The review, carried out by PricewaterhouseCoopers, said there was a "lack of clarity and openness about the basis for pay decisions" at the broadcaster.
But it found "no evidence of gender bias in pay decision-making".
It found that presenters of flagship news programmes, including the Six and Ten o'clock news bulletins and Today on Radio 4 have, have a 9% gender pay gap.
But in the next category of news presenters, working in TV specialist news, news-related magazine programmes on radio, and high-profile radio rolling news, there is a 20% pay gap between men and women.
BBC Women, which includes presenters such as Jane Garvey, Mishal Husain and Victoria Derbyshire, criticised the on-air review.
"The on-air review should not be confused with an equal pay audit of all the BBC's presenters, on-air editors and correspondents," they said in a statement.
"It has been focused on news and news-related areas, therefore excluding some high-earners.
"There's been no transparency on which individuals were included or why."
They added: "We hope today's commitment from the director-general to put equality at the heart of what the BBC stands for results in swift and meaningful change for women in all roles and at all levels at the organisation."
The BBC said that "for the 168 people appearing on our highest-profile output the range of pay is much too wide" while "the pay at the top is too high and, at the very top of the range, there are more men than women".
But of the BBC staff who are on-air presenters, editors and correspondents in news and news-related areas, the review cited a 6.8% gender pay gap, lower than the 9.3% BBC average.
The BBC, which has been criticised for a lack of transparency in the past, vowed to become "the most transparent organisation when it comes to pay, saying that "everyone will be able to see the pay range for virtually every job in the BBC".
It will "do more to explain the pay of each presenter paid over £150,000" and
review the progression of women in the BBC.
It said it will "accelerate progress towards equal representation of men and women at all levels on-air, and also towards closing the gender pay gap by 2020."
"Through the year, we will continue to make changes to our on-air line-ups at a faster rate," it said.

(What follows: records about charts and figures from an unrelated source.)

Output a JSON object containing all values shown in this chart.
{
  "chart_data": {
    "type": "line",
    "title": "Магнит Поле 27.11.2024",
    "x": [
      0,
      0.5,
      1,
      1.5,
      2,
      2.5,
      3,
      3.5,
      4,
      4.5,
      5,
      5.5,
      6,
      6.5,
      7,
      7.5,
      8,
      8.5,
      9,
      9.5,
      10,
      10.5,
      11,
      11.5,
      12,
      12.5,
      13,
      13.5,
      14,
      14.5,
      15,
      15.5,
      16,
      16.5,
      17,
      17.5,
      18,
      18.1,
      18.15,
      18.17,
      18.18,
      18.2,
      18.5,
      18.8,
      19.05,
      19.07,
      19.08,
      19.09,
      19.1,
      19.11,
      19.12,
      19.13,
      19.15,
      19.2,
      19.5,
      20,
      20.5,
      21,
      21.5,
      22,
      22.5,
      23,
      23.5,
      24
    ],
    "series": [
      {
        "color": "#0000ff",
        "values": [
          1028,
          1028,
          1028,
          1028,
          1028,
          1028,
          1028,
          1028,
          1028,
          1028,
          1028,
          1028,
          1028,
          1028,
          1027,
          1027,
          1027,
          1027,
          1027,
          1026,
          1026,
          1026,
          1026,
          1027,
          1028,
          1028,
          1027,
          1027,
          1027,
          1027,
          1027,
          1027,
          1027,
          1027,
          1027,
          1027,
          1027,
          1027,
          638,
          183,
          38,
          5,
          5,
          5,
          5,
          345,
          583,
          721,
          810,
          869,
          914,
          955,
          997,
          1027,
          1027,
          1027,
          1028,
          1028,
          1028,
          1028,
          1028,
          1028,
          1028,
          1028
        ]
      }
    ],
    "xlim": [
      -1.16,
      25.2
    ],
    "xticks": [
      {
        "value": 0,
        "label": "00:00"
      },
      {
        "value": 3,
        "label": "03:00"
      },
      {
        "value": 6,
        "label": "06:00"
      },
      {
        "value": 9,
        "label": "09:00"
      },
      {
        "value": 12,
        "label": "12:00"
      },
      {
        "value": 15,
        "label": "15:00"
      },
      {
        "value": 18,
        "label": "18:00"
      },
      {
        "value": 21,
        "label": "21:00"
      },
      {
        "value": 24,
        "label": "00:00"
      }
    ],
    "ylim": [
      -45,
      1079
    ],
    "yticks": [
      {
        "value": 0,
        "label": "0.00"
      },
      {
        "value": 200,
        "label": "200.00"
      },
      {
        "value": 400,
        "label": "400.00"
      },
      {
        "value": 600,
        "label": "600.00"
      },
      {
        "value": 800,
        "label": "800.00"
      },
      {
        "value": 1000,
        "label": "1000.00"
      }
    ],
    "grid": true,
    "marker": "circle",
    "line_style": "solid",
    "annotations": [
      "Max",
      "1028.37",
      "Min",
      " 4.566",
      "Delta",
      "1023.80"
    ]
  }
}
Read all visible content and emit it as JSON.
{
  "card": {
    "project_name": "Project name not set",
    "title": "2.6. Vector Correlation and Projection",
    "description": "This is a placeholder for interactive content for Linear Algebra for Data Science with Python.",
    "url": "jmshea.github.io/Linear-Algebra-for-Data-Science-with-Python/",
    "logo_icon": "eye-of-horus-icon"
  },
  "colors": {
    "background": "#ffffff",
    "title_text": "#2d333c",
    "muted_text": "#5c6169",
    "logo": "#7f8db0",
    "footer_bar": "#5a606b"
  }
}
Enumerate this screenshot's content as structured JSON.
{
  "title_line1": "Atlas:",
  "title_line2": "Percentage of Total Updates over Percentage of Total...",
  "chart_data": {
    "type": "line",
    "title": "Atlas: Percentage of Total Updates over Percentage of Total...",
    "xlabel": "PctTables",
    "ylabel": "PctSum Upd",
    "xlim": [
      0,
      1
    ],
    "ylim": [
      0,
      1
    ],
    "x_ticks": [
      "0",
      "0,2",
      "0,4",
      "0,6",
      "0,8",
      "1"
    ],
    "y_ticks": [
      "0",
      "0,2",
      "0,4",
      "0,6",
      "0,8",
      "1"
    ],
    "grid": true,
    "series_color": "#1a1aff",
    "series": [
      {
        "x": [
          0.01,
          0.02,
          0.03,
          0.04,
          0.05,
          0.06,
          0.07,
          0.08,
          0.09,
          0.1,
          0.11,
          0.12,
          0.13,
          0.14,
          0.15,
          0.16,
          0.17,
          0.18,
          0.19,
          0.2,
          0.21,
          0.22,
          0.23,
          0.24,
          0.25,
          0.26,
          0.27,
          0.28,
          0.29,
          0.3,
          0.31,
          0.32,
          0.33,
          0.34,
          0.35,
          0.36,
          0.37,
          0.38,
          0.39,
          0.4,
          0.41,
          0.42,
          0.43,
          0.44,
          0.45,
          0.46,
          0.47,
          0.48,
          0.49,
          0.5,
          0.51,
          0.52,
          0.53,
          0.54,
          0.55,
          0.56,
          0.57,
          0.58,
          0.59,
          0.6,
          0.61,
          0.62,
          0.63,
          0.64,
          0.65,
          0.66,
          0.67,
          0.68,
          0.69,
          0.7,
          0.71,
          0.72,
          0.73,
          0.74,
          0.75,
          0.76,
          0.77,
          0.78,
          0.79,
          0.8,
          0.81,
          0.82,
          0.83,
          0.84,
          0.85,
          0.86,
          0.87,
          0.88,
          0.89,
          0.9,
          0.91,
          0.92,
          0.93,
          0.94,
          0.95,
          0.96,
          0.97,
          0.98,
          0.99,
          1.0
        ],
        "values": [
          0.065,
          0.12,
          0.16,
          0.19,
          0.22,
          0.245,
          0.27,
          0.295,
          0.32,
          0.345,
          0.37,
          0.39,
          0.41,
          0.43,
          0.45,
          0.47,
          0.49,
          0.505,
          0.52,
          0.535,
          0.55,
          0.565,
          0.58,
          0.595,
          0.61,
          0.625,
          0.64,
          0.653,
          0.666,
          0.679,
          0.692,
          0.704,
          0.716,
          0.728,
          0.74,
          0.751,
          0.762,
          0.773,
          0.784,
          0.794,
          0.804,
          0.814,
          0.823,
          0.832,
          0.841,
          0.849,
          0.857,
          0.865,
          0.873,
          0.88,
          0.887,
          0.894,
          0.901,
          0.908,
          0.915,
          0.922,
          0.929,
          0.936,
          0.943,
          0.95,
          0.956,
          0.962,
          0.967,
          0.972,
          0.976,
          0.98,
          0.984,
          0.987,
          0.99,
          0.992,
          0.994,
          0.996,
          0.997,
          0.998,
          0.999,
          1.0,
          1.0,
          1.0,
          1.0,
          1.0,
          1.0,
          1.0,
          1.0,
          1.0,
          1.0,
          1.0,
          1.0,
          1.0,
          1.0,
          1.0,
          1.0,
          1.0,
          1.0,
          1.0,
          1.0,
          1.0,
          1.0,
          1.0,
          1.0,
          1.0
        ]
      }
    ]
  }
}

It blamed many of the difficulties on a "complex and bureaucratic system" created by too many job titles - more than 5,000 different titles and job descriptions.
Since July, around 230 individual cases have been raised at the BBC by men and women.
The broadcaster said that it has "addressed close to half of them and are working through the rest with the people concerned".
While publishing today's review, BBC director-general Tony Hall said: "The BBC believes in equality. No-one should be paid differently because of their gender."
He added: "Today's report does not find evidence of gender bias in decision-making, but it shows that we have real and important issues to tackle, particularly in some areas of news and current affairs, and I'm determined to get it right."
The BBC's China editor, Carrie Gracie, resigned from her role in protest at inequalities.
Broadcasters John Humphrys, Huw Edwards, Nicky Campbell, Jon Sopel, Nick Robinson and Jeremy Vine reduced their salaries.
The BBC has proposed a £320,000 cap on its news presenters' salaries after an outcry over gender pay inequality, according to BBC News.